What I think would be something really amazing for us all to use, from complete noobs to the most hardcore programmers, would be pretty much a single SNES development tool/program along the lines of something like Game Maker 8.1 (and even older versions if possible, but not the newer versions that get far too convoluted imo).

 

It would be designed so you could create an entire game basically from inside the program (art, sprites, backgrounds, levels, code/scripts, etc--only music creation is missing in GM8.1, but it's probably in new Studio now) and/or very easily load in any necessary files you might have created in some art package like Photoshop or some audio program or whatever, with an interface designed for actual humans rather than just programmers, and that can be, on one end, as simple as a drop & drag tool for making very simple games in literally hours, or at the other other end, allow full access to the programming language to access of all the various elements needed to create games as complex as Hyper Light Drifter, Overcrowd, Lunark, Undertale, Katana Zero, 8-bit killer, etc.

 

If that existed, I think the SNES homebrew scene would go through the roof almost overnight.

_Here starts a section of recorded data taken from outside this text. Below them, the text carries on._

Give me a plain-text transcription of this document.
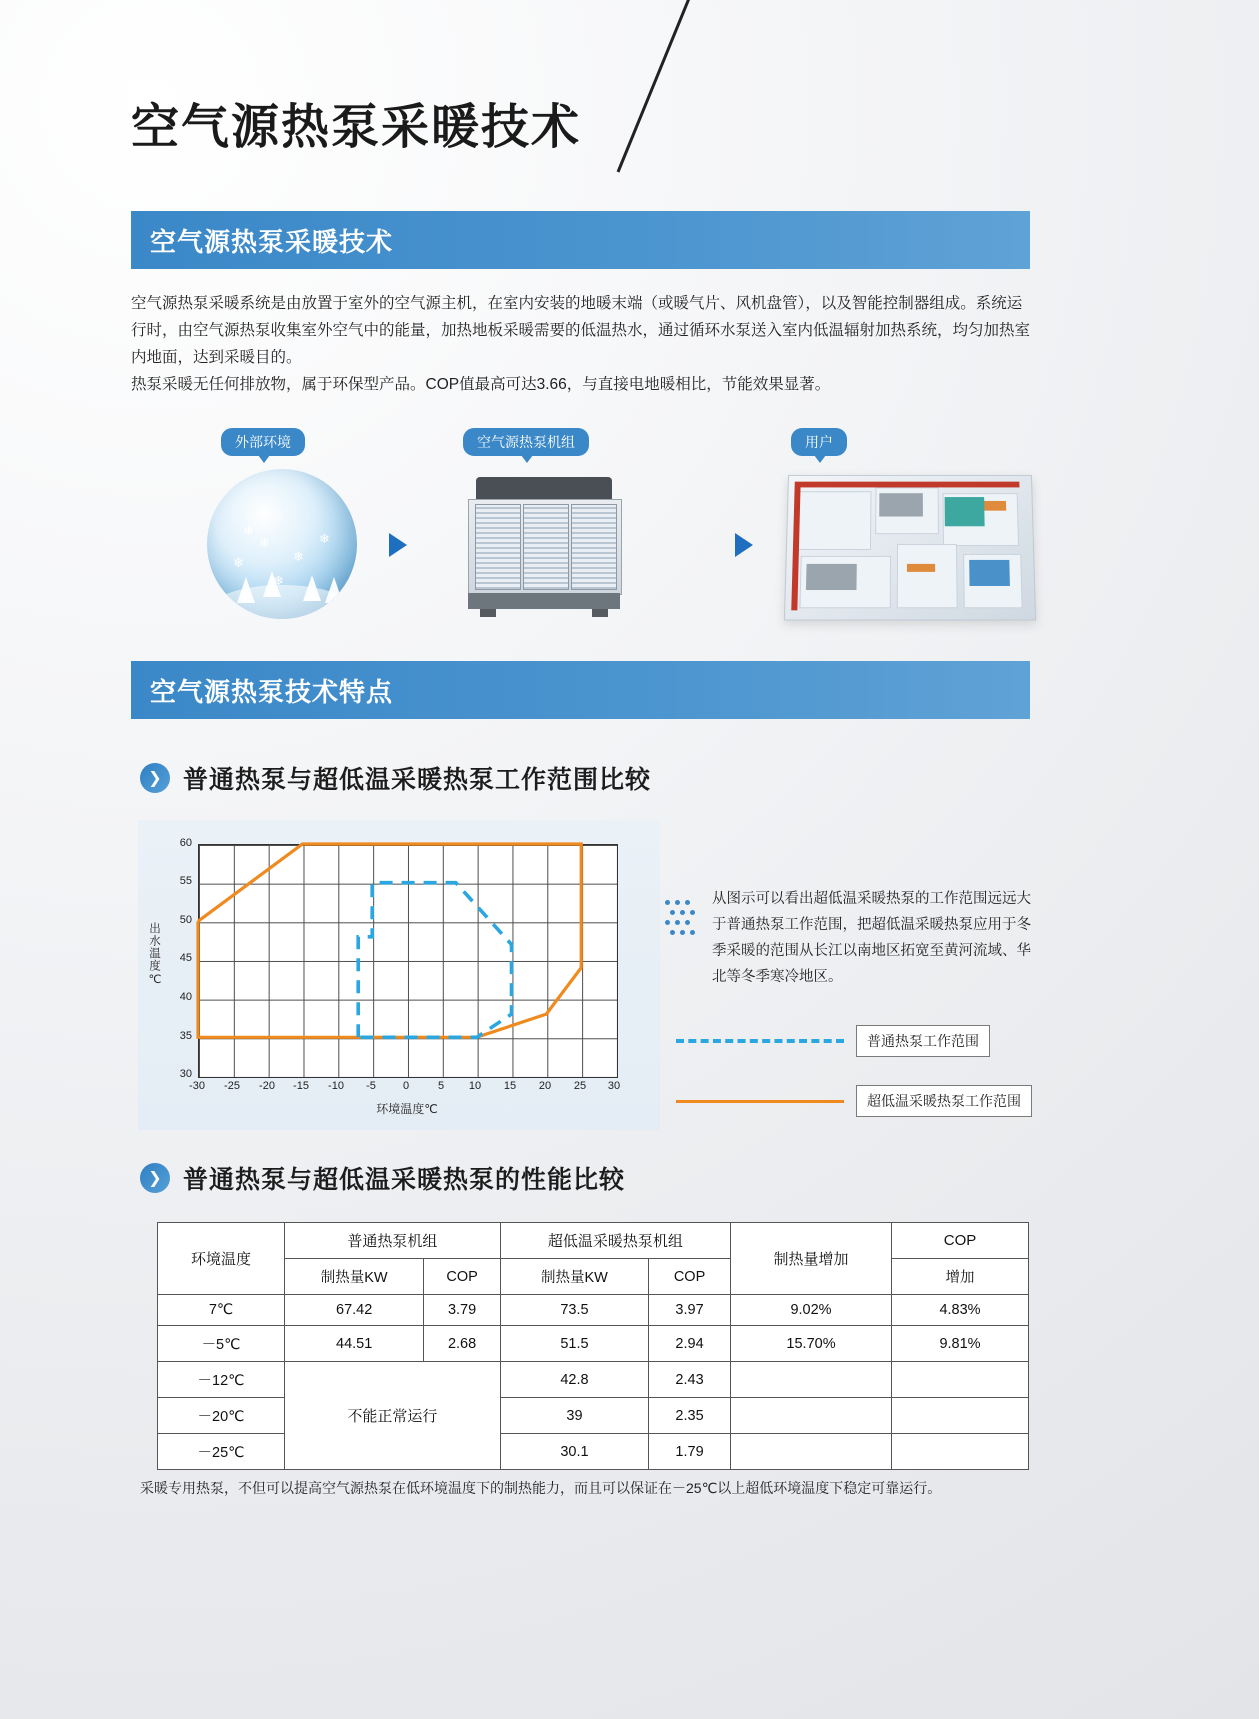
空气源热泵采暖技术
空气源热泵采暖技术

空气源热泵采暖系统是由放置于室外的空气源主机，在室内安装的地暖末端（或暖气片、风机盘管），以及智能控制器组成。系统运行时，由空气源热泵收集室外空气中的能量，加热地板采暖需要的低温热水，通过循环水泵送入室内低温辐射加热系统，均匀加热室内地面，达到采暖目的。

热泵采暖无任何排放物，属于环保型产品。COP值最高可达3.66，与直接电地暖相比，节能效果显著。

外部环境	空气源热泵机组	用户
❄
❄
❄
❄
❄
❄
空气源热泵技术特点
❯ 普通热泵与超低温采暖热泵工作范围比较
出水温度℃
环境温度℃
60
55
50
45
40
35
30
-30	-25	-20	-15	-10	-5	0	5	10	15	20	25	30
从图示可以看出超低温采暖热泵的工作范围远远大于普通热泵工作范围，把超低温采暖热泵应用于冬季采暖的范围从长江以南地区拓宽至黄河流域、华北等冬季寒冷地区。
普通热泵工作范围
超低温采暖热泵工作范围
❯ 普通热泵与超低温采暖热泵的性能比较
环境温度	普通热泵机组		超低温采暖热泵机组		制热量增加	COP
	制热量KW	COP	制热量KW	COP		增加
7℃	67.42	3.79	73.5	3.97	9.02%	4.83%
－5℃	44.51	2.68	51.5	2.94	15.70%	9.81%
－12℃	不能正常运行		42.8	2.43		
－20℃			39	2.35		
－25℃			30.1	1.79		
采暖专用热泵，不但可以提高空气源热泵在低环境温度下的制热能力，而且可以保证在－25℃以上超低环境温度下稳定可靠运行。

But, I think it would take some very special and talented people to create something like that. And, if these people were very smart, they'd not only make that program output games that work perfectly on SNES, but also in other format so those same games could easily be published on other platforms for more revenue if desired. That's just the idea I have in my head for it.

 

Now, Game Maker 8.1 already shows a perfect starting template for that imo, and it just needs someone to basically create the same for SNES as a complete development environment with a user interface that's as completely intuitive and simple and designer/artist-centered as that on a surface level. I mean, seriously, if I had the means, I'd almost completely rip it off and just make the same thing but for full-on SNES development, right down to the layout and menus and drop & drag buttons and everything (making sure to change just enough visually and the like so I couldn't get sued).

 

PS. If some of you have never used Game Maker (the older versions before Studio), go download it and see how truly quick and easy it is to open, start the fist tutorial and have a simple but fully-working game up and running in minutes, as well as learn basically all of the interface extremely quickly at that initial drop & drag level, and then just keep progressing from there, until, maybe a week or so later, you're able to start programming your own games using the GML language. THAT is exactly what the SNES development scene needs imo. Basically, it's a SNES version of NESmaker, ala SNESmaker, but I think maybe even a bit better.

 

I'm still crossing my fingers that one day the guys who made NESmaker will actually make the SNESmaker they were talking about. But, sadly, it's feeling less and less like that's actually going to happen.